We might think that a total move from local to cloud storage is a terrible idea. Maybe so, but this seems like a good time do some experimentation on our own.   

The How:

1. Buy a new expensive laptop (or use whatever laptop you happen to have at hand).  To get the purest experience it is necessary to try this experiment with a new machine.

2. Make sure that you have a Gmail account.

3. Install Google Drive

4. Save every document (yes every single document) on the Google Drive Folder.

The Advantages:

  • Saving documents on Google Drive will mean that all your files are available on any computer with a browser (as long as you can log on to your Google account).
  • Files are always backed up (on Google servers) and synced to your local drive.
  • File management becomes a matter of search, rather than folder.  You can create folders in Google Drive, but why bother given Google's great search.
  • Collaboration becomes much easier, as you can easily share docs on your online Google Drive login with colleagues.

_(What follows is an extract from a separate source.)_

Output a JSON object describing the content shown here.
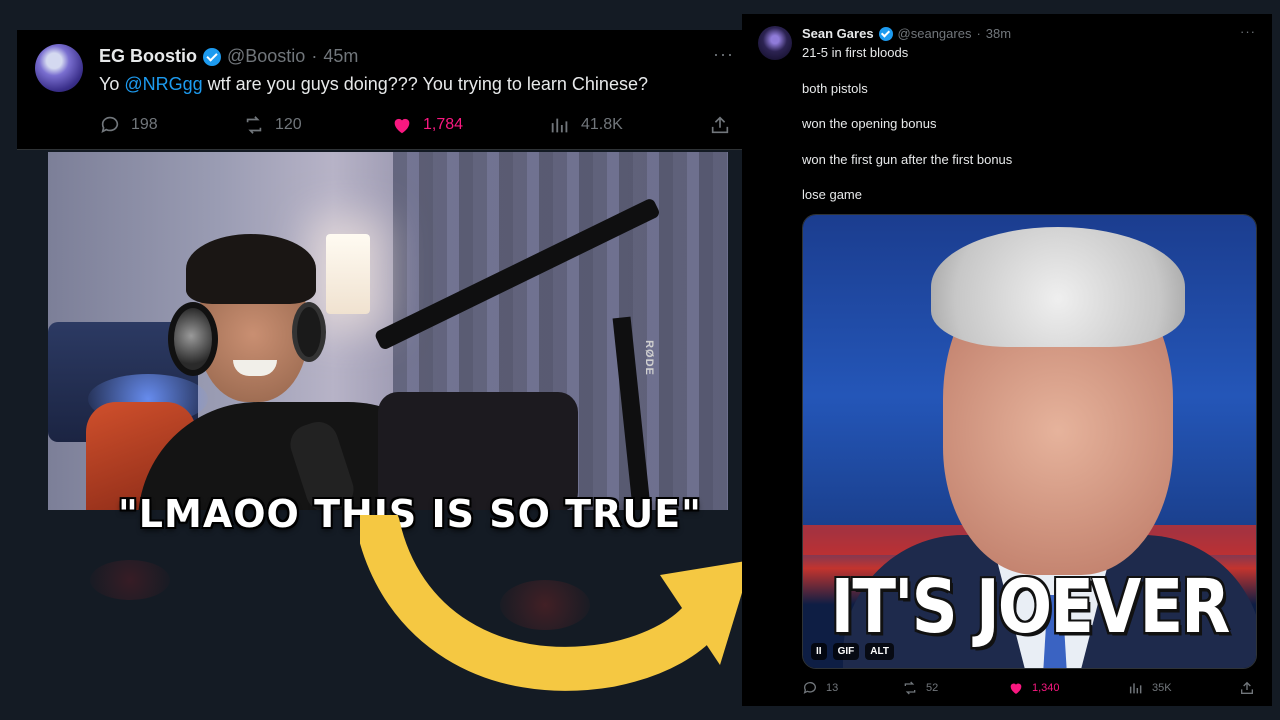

Why Not Just Buy a Chromebook?

  • We still use local applications in our work. Web apps are not yet at the point where they are as good as local apps. Can any of you say that Google Presenter is as full featured and useful as PowerPoint or Keynote?  Maybe you use and like a local e-mail client or calendar (I use Apple Mail and iCal).
  • We don't always have an Internet connection. Offline files means that we can always work. Google Drive stores files locally and synchs everything up automatically to your online Google Drive. Offline capabilities are coming to the Chromebook, but at this point the platform is built around the idea of constant web access.
  • The importance of content flexibility. How would a Chromebook deal with all the content that I buy from Audible.com and download to iTunes?   Could a Chromebook work with all my music files that I manage with iTunes?
  • The device ecosystem. I'm not convinced that a Chromebook would work seamlessly with my iPod, iPhone and iPad.  I don't really want to buy an Android device.

Assuming for a moment that it is not a terrible idea to move content (files) to the cloud, while keeping some applications local. Is Google Drive the right service to try this out? DropBox already has an iOS app (apparently the Google Drive one is coming), and lots of very satisfied users. Microsoft SkyDrive offers more space (7 gigs - 2 more than Google).  Apple's iCloud is built to sync seamlessly across all Apple devices - although I wonder about the Windows experience.

Or maybe this a halfway solution, and a Chromebook's web apps can do the trick, the machine is much cheaper, and you get 3G access built into the purchase price.  

Are any of you experimenting with bringing all your files to the cloud?